In Chimamanda Ngozi Adichie’s short work of ‘election fiction’ for the New York Times, a homage of sorts to Virginia Woolf’s Mrs Dalloway, the narrative plays steadfastly to a conformist, hollow depiction of the so-called ‘trophy wife’. Donald (as in Donald Trump, of course) plays second fiddle to his wife Melania, who is the voice of this story that’s set in the hours ahead of a big party.
We spot him through her gaze of course. His need to flaunt, his lack of ability to see reality for what it is, a steady need for ‘ego polish’, the bully in him, the liar, the man-child. It is a dazzling and vividly crafted portrayal of the US’s obnoxious Republican presidential hopeful.
A narrow gaze
But for a motive inexplicable to someone who’d expected empathy, not judgment, elegantly wrapped in literature, as the foremost virtue in a celebrated ‘feminist’ writer’s work, this ‘fictional-non-fiction’ remains for the most part a rash, conceited, liberal-elite stripdown of Melania. Of her choices, her failings, her incapacities. Almost in the vein of a disparaging, lengthy gossip column on the inner workings of the idle, rich Manhattan housewife. Or like this famously condescending GQ profile of the former Slovenian model.
For a woman who has waxed eloquent in her writings and talks about the dangers of a single narrative, Adichie (whose body of work won’t let one justly accuse her of bigotry of any kind) seems to unconsciously perpetuate, with her characterisation of Melania, the very sin of which she is so fearful.
In a widely watched TED Talk, the author persuasively argued that there was never a single story about any place. And by extension, about any person.
“The single story,” she says, “creates stereotypes, and the problem with stereotypes is not that they are untrue, but that they are incomplete. They make one story become the only story.”
It is ironic, thus, that for Adichie, the only feasible narrative that could emerge from Melania’s imagined inner sanctum is that of a miserable, and lucky immigrant, with a conniving mother telling her daughter how to play the game. Of big diamonds and gorgeous flowers, of Pilates, caviar cream and scented foam baths.

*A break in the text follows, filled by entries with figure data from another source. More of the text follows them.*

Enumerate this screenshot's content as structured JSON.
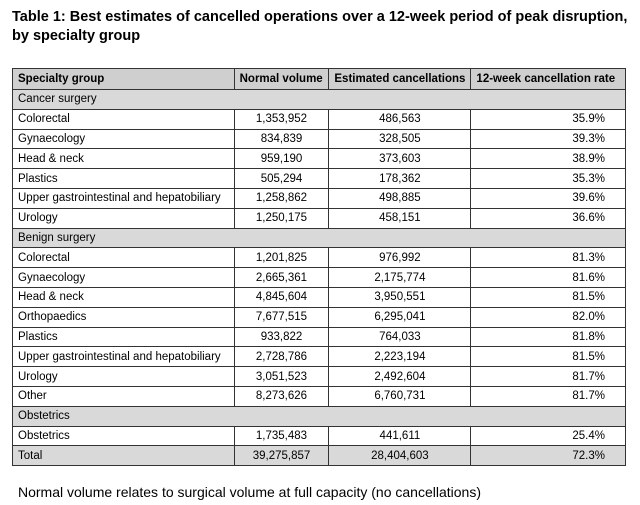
{
  "title": "Table 1: Best estimates of cancelled operations over a 12-week period of peak disruption, by specialty group",
  "table": {
    "columns": [
      "Specialty group",
      "Normal volume",
      "Estimated cancellations",
      "12-week cancellation rate"
    ],
    "sections": [
      {
        "title": "Cancer surgery",
        "rows": [
          [
            "Colorectal",
            "1,353,952",
            "486,563",
            "35.9%"
          ],
          [
            "Gynaecology",
            "834,839",
            "328,505",
            "39.3%"
          ],
          [
            "Head & neck",
            "959,190",
            "373,603",
            "38.9%"
          ],
          [
            "Plastics",
            "505,294",
            "178,362",
            "35.3%"
          ],
          [
            "Upper gastrointestinal and hepatobiliary",
            "1,258,862",
            "498,885",
            "39.6%"
          ],
          [
            "Urology",
            "1,250,175",
            "458,151",
            "36.6%"
          ]
        ]
      },
      {
        "title": "Benign surgery",
        "rows": [
          [
            "Colorectal",
            "1,201,825",
            "976,992",
            "81.3%"
          ],
          [
            "Gynaecology",
            "2,665,361",
            "2,175,774",
            "81.6%"
          ],
          [
            "Head & neck",
            "4,845,604",
            "3,950,551",
            "81.5%"
          ],
          [
            "Orthopaedics",
            "7,677,515",
            "6,295,041",
            "82.0%"
          ],
          [
            "Plastics",
            "933,822",
            "764,033",
            "81.8%"
          ],
          [
            "Upper gastrointestinal and hepatobiliary",
            "2,728,786",
            "2,223,194",
            "81.5%"
          ],
          [
            "Urology",
            "3,051,523",
            "2,492,604",
            "81.7%"
          ],
          [
            "Other",
            "8,273,626",
            "6,760,731",
            "81.7%"
          ]
        ]
      },
      {
        "title": "Obstetrics",
        "rows": [
          [
            "Obstetrics",
            "1,735,483",
            "441,611",
            "25.4%"
          ]
        ]
      }
    ],
    "total": [
      "Total",
      "39,275,857",
      "28,404,603",
      "72.3%"
    ]
  },
  "footnote": "Normal volume relates to surgical volume at full capacity (no cancellations)"
}
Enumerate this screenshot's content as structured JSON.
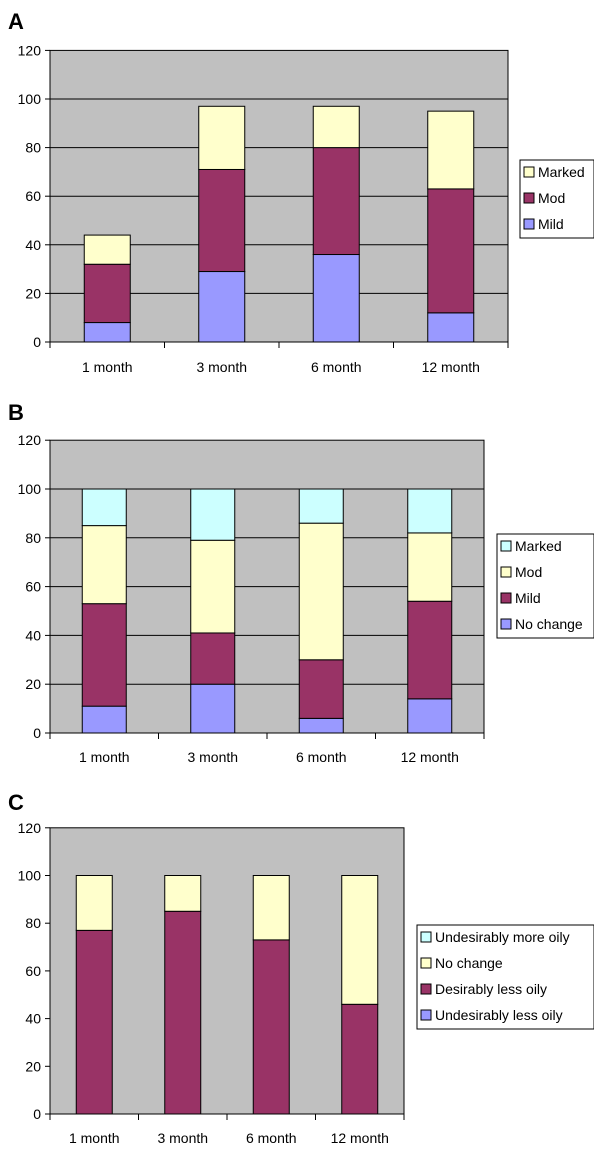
{
  "colors": {
    "plot_background": "#c0c0c0",
    "no_change_blue": "#9999ff",
    "plum": "#993366",
    "light_yellow": "#ffffcc",
    "light_cyan": "#ccffff"
  },
  "chart_data": [
    {
      "type": "bar",
      "stacked": true,
      "panel": "A",
      "categories": [
        "1 month",
        "3 month",
        "6 month",
        "12 month"
      ],
      "ylim": [
        0,
        120
      ],
      "yticks": [
        0,
        20,
        40,
        60,
        80,
        100,
        120
      ],
      "grid": true,
      "legend_position": "right",
      "series": [
        {
          "name": "Mild",
          "color": "#9999ff",
          "values": [
            8,
            29,
            36,
            12
          ]
        },
        {
          "name": "Mod",
          "color": "#993366",
          "values": [
            24,
            42,
            44,
            51
          ]
        },
        {
          "name": "Marked",
          "color": "#ffffcc",
          "values": [
            12,
            26,
            17,
            32
          ]
        }
      ],
      "legend_order": [
        "Marked",
        "Mod",
        "Mild"
      ]
    },
    {
      "type": "bar",
      "stacked": true,
      "panel": "B",
      "categories": [
        "1 month",
        "3 month",
        "6 month",
        "12 month"
      ],
      "ylim": [
        0,
        120
      ],
      "yticks": [
        0,
        20,
        40,
        60,
        80,
        100,
        120
      ],
      "grid": true,
      "legend_position": "right",
      "series": [
        {
          "name": "No change",
          "color": "#9999ff",
          "values": [
            11,
            20,
            6,
            14
          ]
        },
        {
          "name": "Mild",
          "color": "#993366",
          "values": [
            42,
            21,
            24,
            40
          ]
        },
        {
          "name": "Mod",
          "color": "#ffffcc",
          "values": [
            32,
            38,
            56,
            28
          ]
        },
        {
          "name": "Marked",
          "color": "#ccffff",
          "values": [
            15,
            21,
            14,
            18
          ]
        }
      ],
      "legend_order": [
        "Marked",
        "Mod",
        "Mild",
        "No change"
      ]
    },
    {
      "type": "bar",
      "stacked": true,
      "panel": "C",
      "categories": [
        "1 month",
        "3 month",
        "6 month",
        "12 month"
      ],
      "ylim": [
        0,
        120
      ],
      "yticks": [
        0,
        20,
        40,
        60,
        80,
        100,
        120
      ],
      "grid": false,
      "legend_position": "right",
      "series": [
        {
          "name": "Undesirably less oily",
          "color": "#9999ff",
          "values": [
            0,
            0,
            0,
            0
          ]
        },
        {
          "name": "Desirably less oily",
          "color": "#993366",
          "values": [
            77,
            85,
            73,
            46
          ]
        },
        {
          "name": "No change",
          "color": "#ffffcc",
          "values": [
            23,
            15,
            27,
            54
          ]
        },
        {
          "name": "Undesirably more oily",
          "color": "#ccffff",
          "values": [
            0,
            0,
            0,
            0
          ]
        }
      ],
      "legend_order": [
        "Undesirably more oily",
        "No change",
        "Desirably less oily",
        "Undesirably less oily"
      ]
    }
  ]
}
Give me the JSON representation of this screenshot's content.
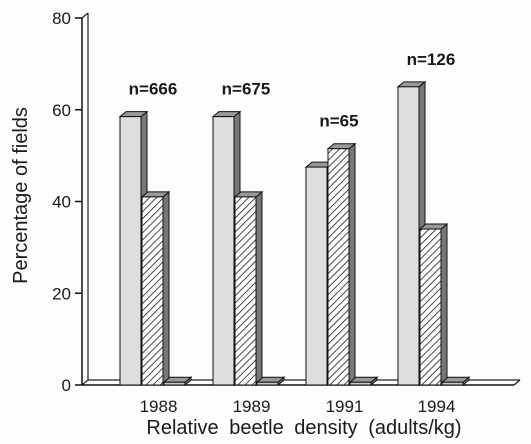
{
  "chart_data": {
    "type": "bar",
    "title": "",
    "xlabel": "Relative beetle density (adults/kg)",
    "ylabel": "Percentage of fields",
    "ylim": [
      0,
      80
    ],
    "yticks": [
      0,
      20,
      40,
      60,
      80
    ],
    "grid": false,
    "categories": [
      "1988",
      "1989",
      "1991",
      "1994"
    ],
    "group_annotations": [
      "n=666",
      "n=675",
      "n=65",
      "n=126"
    ],
    "series": [
      {
        "values": [
          58.5,
          58.5,
          47.5,
          65
        ],
        "fill": "#dedede"
      },
      {
        "values": [
          41,
          41,
          51.5,
          34
        ],
        "fill": "hatched"
      },
      {
        "values": [
          0.6,
          0.6,
          0.6,
          0.6
        ],
        "fill": "#c8c8c8"
      }
    ]
  }
}
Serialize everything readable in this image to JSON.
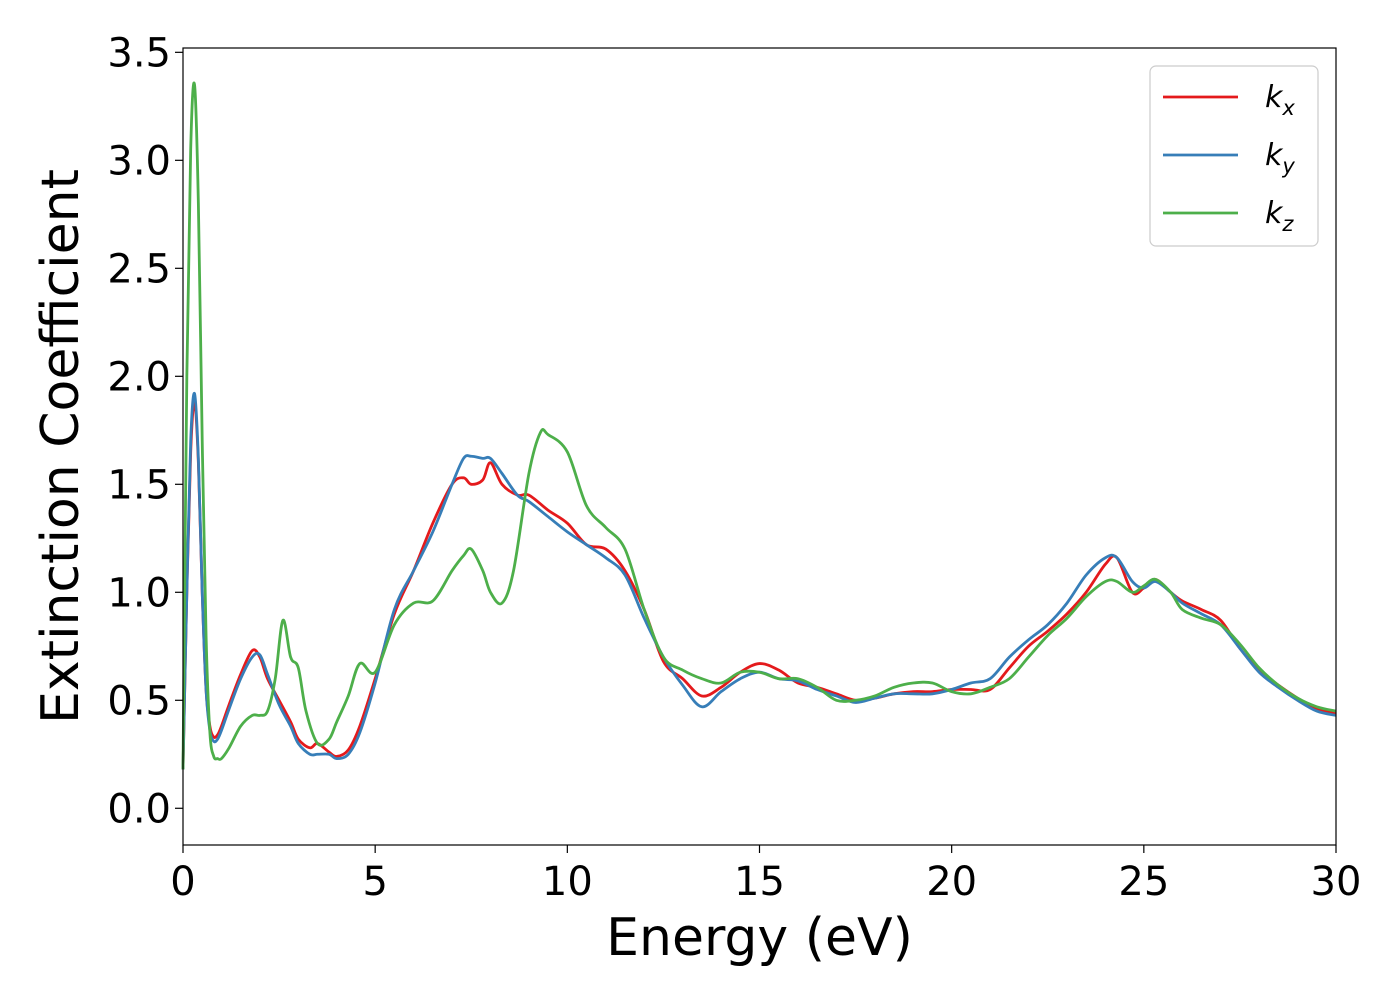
{
  "chart_data": {
    "type": "line",
    "title": "",
    "xlabel": "Energy (eV)",
    "ylabel": "Extinction Coefficient",
    "xlim": [
      0,
      30
    ],
    "ylim": [
      -0.17,
      3.52
    ],
    "xticks": [
      "0",
      "5",
      "10",
      "15",
      "20",
      "25",
      "30"
    ],
    "xtick_values": [
      0,
      5,
      10,
      15,
      20,
      25,
      30
    ],
    "yticks": [
      "0.0",
      "0.5",
      "1.0",
      "1.5",
      "2.0",
      "2.5",
      "3.0",
      "3.5"
    ],
    "ytick_values": [
      0,
      0.5,
      1.0,
      1.5,
      2.0,
      2.5,
      3.0,
      3.5
    ],
    "grid": false,
    "legend_position": "top-right",
    "series": [
      {
        "name": "k",
        "subscript": "x",
        "color": "#e41a1c",
        "x": [
          0,
          0.1,
          0.2,
          0.3,
          0.4,
          0.5,
          0.6,
          0.7,
          0.8,
          0.9,
          1.0,
          1.2,
          1.5,
          1.8,
          2.0,
          2.2,
          2.5,
          2.8,
          3.0,
          3.3,
          3.5,
          3.8,
          4.0,
          4.3,
          4.6,
          5.0,
          5.5,
          6.0,
          6.5,
          7.0,
          7.3,
          7.5,
          7.8,
          8.0,
          8.3,
          8.7,
          9.0,
          9.5,
          10.0,
          10.5,
          11.0,
          11.5,
          12.0,
          12.5,
          13.0,
          13.5,
          14.0,
          14.5,
          15.0,
          15.5,
          16.0,
          16.5,
          17.0,
          17.5,
          18.0,
          18.5,
          19.0,
          19.5,
          20.0,
          20.5,
          21.0,
          21.5,
          22.0,
          22.5,
          23.0,
          23.5,
          24.0,
          24.3,
          24.7,
          25.0,
          25.3,
          25.7,
          26.0,
          26.5,
          27.0,
          27.5,
          28.0,
          28.5,
          29.0,
          29.5,
          30.0
        ],
        "y": [
          0.18,
          1.0,
          1.65,
          1.88,
          1.6,
          1.0,
          0.55,
          0.38,
          0.33,
          0.34,
          0.38,
          0.48,
          0.62,
          0.73,
          0.7,
          0.6,
          0.5,
          0.4,
          0.32,
          0.28,
          0.3,
          0.26,
          0.24,
          0.27,
          0.38,
          0.6,
          0.9,
          1.1,
          1.32,
          1.5,
          1.53,
          1.5,
          1.52,
          1.6,
          1.5,
          1.45,
          1.45,
          1.38,
          1.32,
          1.22,
          1.2,
          1.1,
          0.92,
          0.68,
          0.6,
          0.52,
          0.56,
          0.63,
          0.67,
          0.64,
          0.58,
          0.56,
          0.53,
          0.5,
          0.51,
          0.53,
          0.54,
          0.54,
          0.55,
          0.55,
          0.55,
          0.65,
          0.75,
          0.82,
          0.9,
          1.0,
          1.13,
          1.16,
          1.0,
          1.02,
          1.06,
          1.0,
          0.96,
          0.92,
          0.87,
          0.74,
          0.64,
          0.57,
          0.51,
          0.46,
          0.44
        ]
      },
      {
        "name": "k",
        "subscript": "y",
        "color": "#377eb8",
        "x": [
          0,
          0.1,
          0.2,
          0.3,
          0.4,
          0.5,
          0.6,
          0.7,
          0.8,
          0.9,
          1.0,
          1.2,
          1.5,
          1.8,
          2.0,
          2.2,
          2.5,
          2.8,
          3.0,
          3.3,
          3.5,
          3.8,
          4.0,
          4.3,
          4.6,
          5.0,
          5.5,
          6.0,
          6.5,
          7.0,
          7.3,
          7.5,
          7.8,
          8.0,
          8.3,
          8.7,
          9.0,
          9.5,
          10.0,
          10.5,
          11.0,
          11.5,
          12.0,
          12.5,
          13.0,
          13.5,
          14.0,
          14.5,
          15.0,
          15.5,
          16.0,
          16.5,
          17.0,
          17.5,
          18.0,
          18.5,
          19.0,
          19.5,
          20.0,
          20.5,
          21.0,
          21.5,
          22.0,
          22.5,
          23.0,
          23.5,
          24.0,
          24.3,
          24.7,
          25.0,
          25.3,
          25.7,
          26.0,
          26.5,
          27.0,
          27.5,
          28.0,
          28.5,
          29.0,
          29.5,
          30.0
        ],
        "y": [
          0.18,
          1.0,
          1.7,
          1.92,
          1.62,
          1.0,
          0.55,
          0.36,
          0.31,
          0.32,
          0.36,
          0.46,
          0.6,
          0.7,
          0.71,
          0.62,
          0.48,
          0.38,
          0.3,
          0.25,
          0.25,
          0.25,
          0.23,
          0.25,
          0.35,
          0.58,
          0.92,
          1.1,
          1.28,
          1.5,
          1.62,
          1.63,
          1.62,
          1.62,
          1.55,
          1.45,
          1.42,
          1.35,
          1.28,
          1.22,
          1.16,
          1.08,
          0.88,
          0.7,
          0.57,
          0.47,
          0.54,
          0.6,
          0.63,
          0.6,
          0.59,
          0.55,
          0.52,
          0.49,
          0.51,
          0.53,
          0.53,
          0.53,
          0.55,
          0.58,
          0.6,
          0.7,
          0.78,
          0.85,
          0.95,
          1.08,
          1.16,
          1.16,
          1.05,
          1.02,
          1.05,
          1.0,
          0.95,
          0.9,
          0.85,
          0.74,
          0.63,
          0.56,
          0.5,
          0.45,
          0.43
        ]
      },
      {
        "name": "k",
        "subscript": "z",
        "color": "#4daf4a",
        "x": [
          0,
          0.1,
          0.2,
          0.3,
          0.4,
          0.5,
          0.6,
          0.7,
          0.8,
          0.9,
          1.0,
          1.2,
          1.5,
          1.8,
          2.0,
          2.2,
          2.4,
          2.6,
          2.8,
          3.0,
          3.2,
          3.5,
          3.8,
          4.0,
          4.3,
          4.6,
          5.0,
          5.5,
          6.0,
          6.5,
          7.0,
          7.3,
          7.5,
          7.8,
          8.0,
          8.3,
          8.6,
          9.0,
          9.3,
          9.5,
          10.0,
          10.5,
          11.0,
          11.5,
          12.0,
          12.5,
          13.0,
          13.5,
          14.0,
          14.5,
          15.0,
          15.5,
          16.0,
          16.5,
          17.0,
          17.5,
          18.0,
          18.5,
          19.0,
          19.5,
          20.0,
          20.5,
          21.0,
          21.5,
          22.0,
          22.5,
          23.0,
          23.5,
          24.0,
          24.3,
          24.7,
          25.0,
          25.3,
          25.7,
          26.0,
          26.5,
          27.0,
          27.5,
          28.0,
          28.5,
          29.0,
          29.5,
          30.0
        ],
        "y": [
          0.18,
          2.0,
          3.05,
          3.35,
          2.8,
          1.7,
          0.8,
          0.35,
          0.24,
          0.23,
          0.23,
          0.28,
          0.38,
          0.43,
          0.43,
          0.45,
          0.6,
          0.87,
          0.7,
          0.65,
          0.45,
          0.3,
          0.32,
          0.4,
          0.52,
          0.67,
          0.63,
          0.85,
          0.95,
          0.96,
          1.1,
          1.17,
          1.2,
          1.1,
          1.0,
          0.95,
          1.1,
          1.55,
          1.74,
          1.73,
          1.65,
          1.4,
          1.3,
          1.2,
          0.92,
          0.7,
          0.64,
          0.6,
          0.58,
          0.63,
          0.63,
          0.6,
          0.6,
          0.56,
          0.5,
          0.5,
          0.52,
          0.56,
          0.58,
          0.58,
          0.54,
          0.53,
          0.56,
          0.6,
          0.7,
          0.8,
          0.88,
          0.98,
          1.05,
          1.05,
          1.0,
          1.03,
          1.06,
          1.0,
          0.92,
          0.88,
          0.85,
          0.76,
          0.65,
          0.57,
          0.51,
          0.47,
          0.45
        ]
      }
    ]
  }
}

Adichie’s Melania is ductile, and vacuous. But she is, like all good wives, protective of her husband and apolitical. In essence, she is a sellout, unquestioning of “Donald’s dreams” because they do not “collide with her need for peace”.
It is an uncharitable portrayal of a woman about whom we know so little, and who, according to the same newspaper that published Adichie’s piece, has a “starkly limited public profile“. This is someone who has shunned the centre stage, and been an unwilling and largely absent consort on the campaign trail. There is really nothing the world knows about her persona beyond the fact that she graced the covers of a string of fashion magazines during her modeling heyday. On one instance wearing absolutely nothing.
It’s a shame Adichie’s brilliant imagination didn’t steer her towards dreaming up another reality for a woman whose Delphic public image throws open such a wide canvas.
Maybe we’d have loved to love the wife of a man that we all love to hate. Instead, predictably, we end up pitying her.